Immunohistochemical and Molecular Features

Immunohistochemically, mCEA and MUC1 typically show a linear pattern on staining at the apical border of dysplastic cells. In high-grade dysplasia, intercellular membranes may also be accentuated by CEA; however, intracytoplasmic labeling with mCEA and MUC1 is uncommon. Therefore dense intracytoplasmic staining favors cancerization over dysplasia. TP53 nuclear staining occurs in more than 30% of cases of dysplasia and tends to be more common (and stronger) in high-grade lesions. However, it should be kept in mind that it can also be seen in areas of regenerative changes. Similarly, although the Ki67 labeling index is high in cases of dysplasia and increases by grade, it can also be high in areas of regenerative changes.
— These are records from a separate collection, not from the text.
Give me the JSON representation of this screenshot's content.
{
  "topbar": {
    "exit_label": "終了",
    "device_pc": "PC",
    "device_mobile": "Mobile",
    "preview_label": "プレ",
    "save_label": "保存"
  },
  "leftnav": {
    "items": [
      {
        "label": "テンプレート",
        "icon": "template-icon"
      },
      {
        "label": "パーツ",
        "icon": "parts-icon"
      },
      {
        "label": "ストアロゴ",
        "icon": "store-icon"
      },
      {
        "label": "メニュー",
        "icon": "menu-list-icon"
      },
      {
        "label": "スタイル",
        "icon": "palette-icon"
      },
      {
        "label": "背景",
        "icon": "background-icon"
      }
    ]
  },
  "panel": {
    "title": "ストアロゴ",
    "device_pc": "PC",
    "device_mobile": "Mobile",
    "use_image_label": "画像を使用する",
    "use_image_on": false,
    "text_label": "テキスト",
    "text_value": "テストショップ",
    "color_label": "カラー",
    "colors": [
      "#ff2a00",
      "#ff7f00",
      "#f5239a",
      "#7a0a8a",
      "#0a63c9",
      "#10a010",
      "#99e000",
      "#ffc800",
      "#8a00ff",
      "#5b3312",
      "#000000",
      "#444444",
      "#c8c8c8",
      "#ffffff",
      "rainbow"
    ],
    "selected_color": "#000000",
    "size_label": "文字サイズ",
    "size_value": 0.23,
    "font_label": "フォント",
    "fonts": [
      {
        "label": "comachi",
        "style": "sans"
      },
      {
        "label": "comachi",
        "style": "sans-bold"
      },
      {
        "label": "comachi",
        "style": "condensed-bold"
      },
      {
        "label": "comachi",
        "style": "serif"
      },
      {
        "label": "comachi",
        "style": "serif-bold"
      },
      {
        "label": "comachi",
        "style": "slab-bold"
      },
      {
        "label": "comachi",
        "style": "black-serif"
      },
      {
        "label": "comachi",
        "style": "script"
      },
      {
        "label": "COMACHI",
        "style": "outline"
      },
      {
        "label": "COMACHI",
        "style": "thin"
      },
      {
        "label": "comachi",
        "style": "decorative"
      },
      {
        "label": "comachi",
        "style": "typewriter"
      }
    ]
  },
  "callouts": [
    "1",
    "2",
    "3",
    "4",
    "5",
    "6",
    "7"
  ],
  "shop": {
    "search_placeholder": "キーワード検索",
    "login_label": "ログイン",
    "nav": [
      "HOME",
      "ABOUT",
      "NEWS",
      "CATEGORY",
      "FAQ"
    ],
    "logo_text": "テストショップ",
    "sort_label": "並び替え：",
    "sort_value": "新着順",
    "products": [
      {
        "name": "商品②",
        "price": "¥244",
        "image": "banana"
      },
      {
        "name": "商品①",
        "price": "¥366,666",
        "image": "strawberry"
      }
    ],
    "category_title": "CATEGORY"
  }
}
Analysis of normal and dysplastic gallbladder epithelium has shown that allelic losses of chromosome 8p occur in normal mucosa. In low-grade dysplasia, allelic loss of chromosome 3p is common and regarded as an intermediate change, which also corresponds to progressive loss of fragile histidine triad (FHIT) protein in dysplastic lesions of increasing grade. Loss of heterozygosity of 5q has been found in various grades of dysplasia. Oncogenic mutations of the KRAS gene is uncommon in upper biliary (gallbladder and proximal bile duct) dysplasia. ^, Telomere shortening is very common in dysplasia, similar to invasive carcinomas, and it is typically absent in normal epithelium. However, metaplastic changes also commonly show telomere shortening.